Huston Smith menambahkan dimensi lain: monoteisme, katanya, adalah “revolusi moral terbesar” karena ia menegaskan hanya Tuhan yang absolut. Sisanya relatif, boleh dikritik, dan tidak layak dituhankan.
Sementara Naquib al-Attas mengingatkan bahwa tauhid adalah fondasi adab, penempatan sesuatu pada posisi yang benar. Termasuk menempatkan manusia sebagai makhluk bermartabat, bukan objek tekanan sosial.
Semua pemikiran itu, dari berbagai tradisi, bermuara pada satu gagasan sederhana: manusia rusak ketika ia menuhankan sesama manusia atau menuhankan sesuatu yang bukan Tuhan. Itulah sebabnya saya berpandangan bahwa tauhid dalam makna eksistensial, bukan slogan religius bisa menjadi kompas yang hilang.
Tauhid adalah cara berkata: yang absolut hanya Tuhan, sisanya tidak layak membuat manusia runtuh. Dan percaya atau tidak, cara pandang ini meringankan banyak beban psikologis yang tak perlu.
Lalu bagaimana gagasan ini bisa ditarik ke realitas tragis yang sedang kita lihat?
Menurut saya, tragedi bunuh diri bukan hanya kegagalan sistem kesehatan mental. Ia juga kegagalan sosial dalam memulihkan nilai kemanusiaan. Kita terlalu cepat menilai, terlalu ketat menuntut, terlalu jarang memberi ruang aman untuk rapuh.
Ada beberapa langkah sederhana yang bisa kita lakukan sebagai masyarakat:
Pertama, turunkan ekspektasi yang tidak manusiawi. Tidak semua orang harus kuat setiap hari. Tidak semua hidup harus mulus. Tidak semua remaja harus tahu mau jadi apa di usia 17 tahun.
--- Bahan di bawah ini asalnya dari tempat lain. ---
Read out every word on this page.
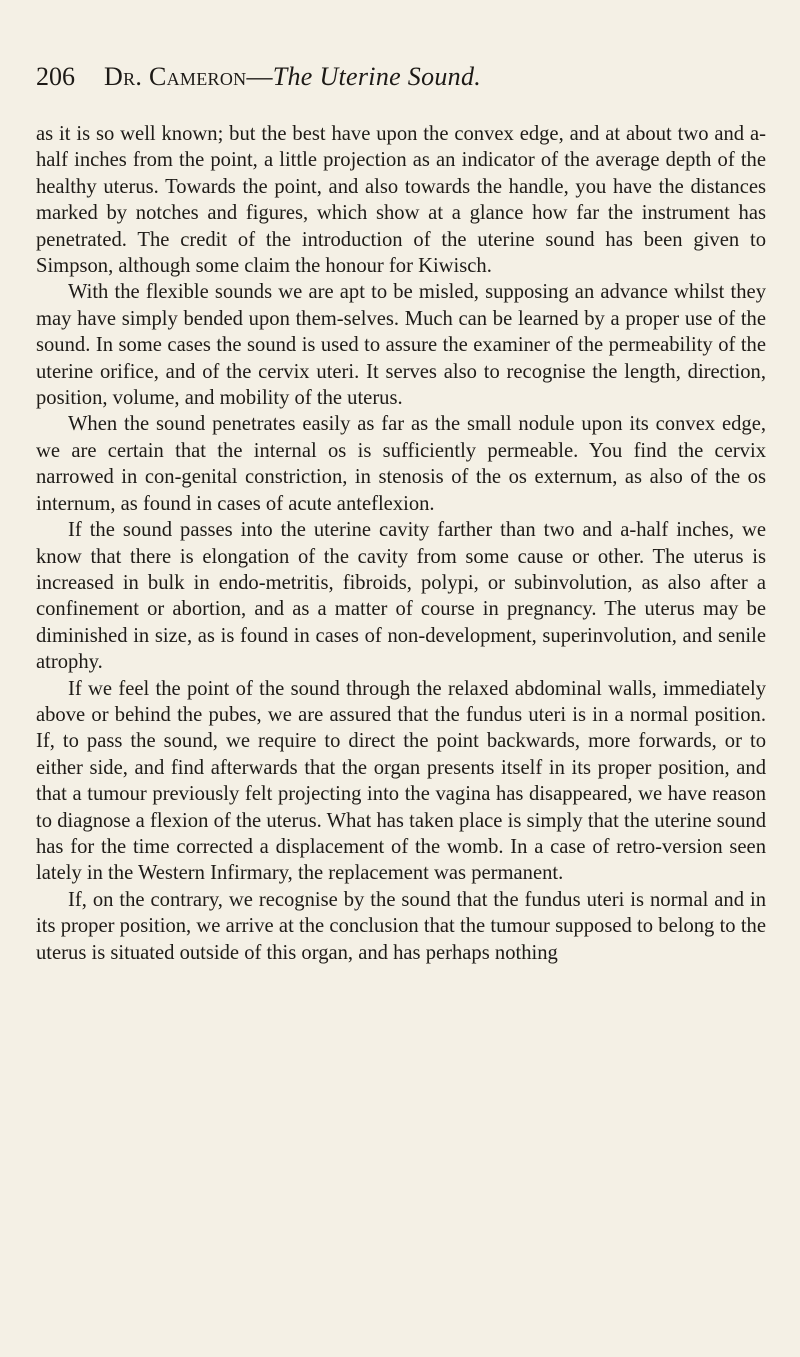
206 Dr. Cameron—The Uterine Sound.

as it is so well known; but the best have upon the convex edge, and at about two and a-half inches from the point, a little projection as an indicator of the average depth of the healthy uterus. Towards the point, and also towards the handle, you have the distances marked by notches and figures, which show at a glance how far the instrument has penetrated. The credit of the introduction of the uterine sound has been given to Simpson, although some claim the honour for Kiwisch.

With the flexible sounds we are apt to be misled, supposing an advance whilst they may have simply bended upon them-selves. Much can be learned by a proper use of the sound. In some cases the sound is used to assure the examiner of the permeability of the uterine orifice, and of the cervix uteri. It serves also to recognise the length, direction, position, volume, and mobility of the uterus.

When the sound penetrates easily as far as the small nodule upon its convex edge, we are certain that the internal os is sufficiently permeable. You find the cervix narrowed in con-genital constriction, in stenosis of the os externum, as also of the os internum, as found in cases of acute anteflexion.

If the sound passes into the uterine cavity farther than two and a-half inches, we know that there is elongation of the cavity from some cause or other. The uterus is increased in bulk in endo-metritis, fibroids, polypi, or subinvolution, as also after a confinement or abortion, and as a matter of course in pregnancy. The uterus may be diminished in size, as is found in cases of non-development, superinvolution, and senile atrophy.

If we feel the point of the sound through the relaxed abdominal walls, immediately above or behind the pubes, we are assured that the fundus uteri is in a normal position. If, to pass the sound, we require to direct the point backwards, more forwards, or to either side, and find afterwards that the organ presents itself in its proper position, and that a tumour previously felt projecting into the vagina has disappeared, we have reason to diagnose a flexion of the uterus. What has taken place is simply that the uterine sound has for the time corrected a displacement of the womb. In a case of retro-version seen lately in the Western Infirmary, the replacement was permanent.

If, on the contrary, we recognise by the sound that the fundus uteri is normal and in its proper position, we arrive at the conclusion that the tumour supposed to belong to the uterus is situated outside of this organ, and has perhaps nothing
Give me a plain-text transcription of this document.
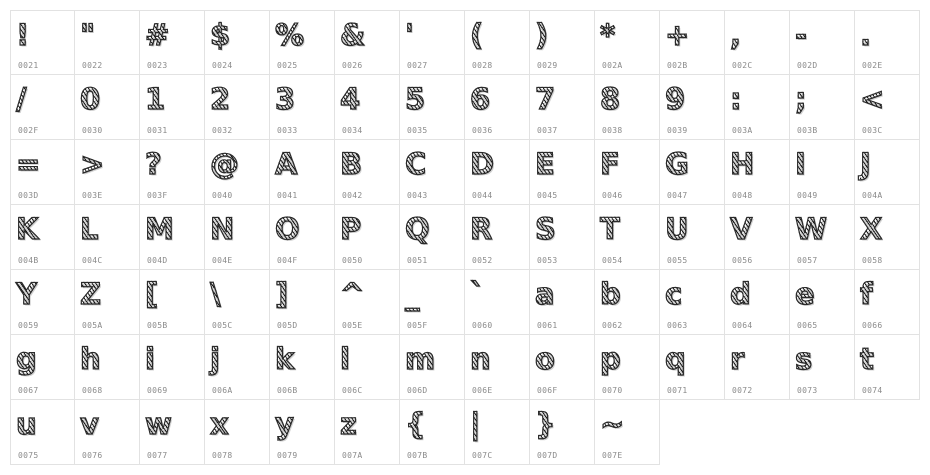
!
0021
"
0022
#
0023
$
0024
%
0025
&
0026
'
0027
(
0028
)
0029
*
002A
+
002B
,
002C
-
002D
.
002E
/
002F
0
0030
1
0031
2
0032
3
0033
4
0034
5
0035
6
0036
7
0037
8
0038
9
0039
:
003A
;
003B
<
003C
=
003D
>
003E
?
003F
@
0040
A
0041
B
0042
C
0043
D
0044
E
0045
F
0046
G
0047
H
0048
I
0049
J
004A
K
004B
L
004C
M
004D
N
004E
O
004F
P
0050
Q
0051
R
0052
S
0053
T
0054
U
0055
V
0056
W
0057
X
0058
Y
0059
Z
005A
[
005B
\
005C
]
005D
^
005E
_
005F
`
0060
a
0061
b
0062
c
0063
d
0064
e
0065
f
0066
g
0067
h
0068
i
0069
j
006A
k
006B
l
006C
m
006D
n
006E
o
006F
p
0070
q
0071
r
0072
s
0073
t
0074
u
0075
v
0076
w
0077
x
0078
y
0079
z
007A
{
007B
|
007C
}
007D
~
007E
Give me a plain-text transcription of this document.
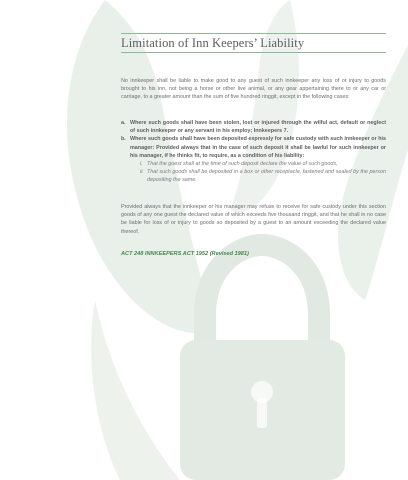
Limitation of Inn Keepers’ Liability

No innkeeper shall be liable to make good to any guest of such innkeeper any loss of or injury to goods brought to his inn, not being a horse or other live animal, or any gear appertaining there to or any car or carriage, to a greater amount than the sum of five hundred ringgit, except in the following cases:

a. Where such goods shall have been stolen, lost or injured through the wilful act, default or neglect of such innkeeper or any servant in his employ; Innkeepers 7.
b. Where such goods shall have been deposited expressly for safe custody with such innkeeper or his manager: Provided always that in the case of such deposit it shall be lawful for such innkeeper or his manager, if he thinks fit, to require, as a condition of his liability:
i. That the guest shall at the time of such deposit declare the value of such goods,
ii. That such goods shall be deposited in a box or other receptacle, fastened and sealed by the person depositing the same.

Provided always that the innkeeper or his manager may refuse to receive for safe custody under this section goods of any one guest the declared value of which exceeds five thousand ringgit, and that he shall in no case be liable for loss of or injury to goods so deposited by a guest to an amount exceeding the declared value thereof.

ACT 248 INNKEEPERS ACT 1952 (Revised 1981)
Kedua, berhenti menuhankan pencapaian. Gelarnya tidak sakral. Jabatannya tidak sakral. Angka pengikutnya tidak sakral. Yang sakral hanya kehidupan itu sendiri.
Ketiga, buka ruang aman untuk “tidak baik-baik saja”. Stigma membuat orang depresi diam. Diam membuat mereka merasa sendirian. Kesendirian membuat mereka merasa hidup tidak layak.
Keempat, jadikan tauhid sebagai filter nilai. Tauhid bukan teori kosong. Ia mengajarkan: jangan tunduk kepada hal-hal yang tidak absolut. Jangan menyucikan yang profan. Jangan menyerahkan harga diri kepada penilaian orang lain.
Tauhid, dalam makna paling manusiawi, mengembalikan napas dan martabat. Ia membebaskan manusia dari tekanan sosial yang tak perlu. Ia memberi ruang bahwa salah itu wajar, gagal itu bagian dari hidup, dan hidup tetap layak dijalani meski tidak sempurna.
Melihat tragedi yang berulang, mungkin kita memang perlu kembali bertanya: apa yang sebenarnya membuat manusia merasa hidup ini layak? Jawabannya mungkin sederhana: manusia butuh pusat nilai yang tidak berubah-ubah, yang tidak menekan, dan tidak menuntut kesempurnaan.
Dalam tradisi kita, itu bernama tauhid.
Dan mungkin, itulah ruang pulang yang dibutuhkan manusia hari-hari ini.